Jak pisałem w wątku ,,powitalnym''
1975-motorowery Romet,Pegaz(automatyczna skrzynia biegów i pedały) kiedys mi padł i jazda pseudo-rowerowa uratowała mnie od pchania ,radzecki wynalazek

Wierchowina-w tym sprzęcie wszystko się psuło...jakaś masakra

1981-rok jazdy Junakiem bez prawka
1982-WSK-i,CZ,MZ
1986-Junak z koszem wyczajony od ciecia w klubie żaglowym nad Wisłą-jeszcze o oryginalnym malowaniu-ale strasznie zapuszczony-przemalowany na zielony matowy kolor,na koszu malowanie szczęki z samolotu Curtiss Hawk - na Grochowie robił ,,furorę'' - teraz to nazywa się chyba ,,lanseria'' czy jakoś tak....

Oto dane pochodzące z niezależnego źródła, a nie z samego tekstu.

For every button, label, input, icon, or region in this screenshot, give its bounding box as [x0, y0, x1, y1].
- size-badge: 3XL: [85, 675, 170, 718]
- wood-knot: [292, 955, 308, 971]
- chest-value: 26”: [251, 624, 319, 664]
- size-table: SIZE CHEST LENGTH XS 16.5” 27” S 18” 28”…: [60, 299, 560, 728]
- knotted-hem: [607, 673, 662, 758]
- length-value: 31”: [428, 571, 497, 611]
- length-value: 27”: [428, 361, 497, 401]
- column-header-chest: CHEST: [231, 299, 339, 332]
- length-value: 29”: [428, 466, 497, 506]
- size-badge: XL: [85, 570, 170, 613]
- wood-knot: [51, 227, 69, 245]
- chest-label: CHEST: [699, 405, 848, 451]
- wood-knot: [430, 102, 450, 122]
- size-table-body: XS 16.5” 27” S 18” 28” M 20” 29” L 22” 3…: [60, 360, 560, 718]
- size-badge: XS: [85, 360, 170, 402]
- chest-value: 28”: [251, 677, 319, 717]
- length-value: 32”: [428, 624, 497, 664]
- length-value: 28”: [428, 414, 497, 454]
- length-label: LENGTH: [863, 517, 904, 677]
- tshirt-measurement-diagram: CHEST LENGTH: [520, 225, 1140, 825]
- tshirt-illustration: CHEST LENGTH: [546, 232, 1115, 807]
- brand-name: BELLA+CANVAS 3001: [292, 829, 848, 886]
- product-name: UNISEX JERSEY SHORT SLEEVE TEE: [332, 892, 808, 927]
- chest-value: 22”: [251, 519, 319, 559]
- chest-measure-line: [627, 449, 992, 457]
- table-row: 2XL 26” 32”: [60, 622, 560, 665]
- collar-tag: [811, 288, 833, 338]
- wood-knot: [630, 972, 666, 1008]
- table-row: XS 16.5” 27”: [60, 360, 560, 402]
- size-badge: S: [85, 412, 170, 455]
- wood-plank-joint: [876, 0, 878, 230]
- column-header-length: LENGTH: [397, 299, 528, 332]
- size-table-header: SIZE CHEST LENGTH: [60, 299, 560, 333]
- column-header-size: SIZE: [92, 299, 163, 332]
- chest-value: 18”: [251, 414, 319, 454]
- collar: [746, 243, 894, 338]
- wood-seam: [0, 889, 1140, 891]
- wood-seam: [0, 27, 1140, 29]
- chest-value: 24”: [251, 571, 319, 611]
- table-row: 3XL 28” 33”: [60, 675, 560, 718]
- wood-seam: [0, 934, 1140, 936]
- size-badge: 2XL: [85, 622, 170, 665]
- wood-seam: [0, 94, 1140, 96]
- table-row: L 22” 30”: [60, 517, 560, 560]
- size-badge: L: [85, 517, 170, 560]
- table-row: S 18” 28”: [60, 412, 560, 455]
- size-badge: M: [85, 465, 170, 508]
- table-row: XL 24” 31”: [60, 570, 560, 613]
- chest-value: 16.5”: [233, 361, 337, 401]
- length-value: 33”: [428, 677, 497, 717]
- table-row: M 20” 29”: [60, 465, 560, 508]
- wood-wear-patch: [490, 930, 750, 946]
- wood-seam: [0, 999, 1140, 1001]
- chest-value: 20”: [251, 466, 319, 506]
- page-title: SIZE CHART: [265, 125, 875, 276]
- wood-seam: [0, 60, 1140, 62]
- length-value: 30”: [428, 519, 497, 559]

później długa przerwa-dziecko,rodzina i tak naprawdę nie pamiętam kiedy nabyłem Suzuki GSXF-750 napewno lata '90

2008-Honda Varadero XL1000
2011-Honda Hornet
2014-R1
parę lat już przeżyłem(mam siwe włosy

) i nie jestem ,,fanem'' bardzo szybkiej jazdy-chyba że na autostradzie w Niemczech..
Zaliczyłem kilka wywrotek , te najbardziej ,,pamiętliwe'' to Junakiem w Listopadzie na liściach na mokrym asfalcie-gmole uratowały mi nogę-były zrobione z ze stalowych rurek

-coś takiego jak teraz mają motocykle nauki jazdy,,L'', oraz Varadero na leśnych wykrotach na Strzeniówce.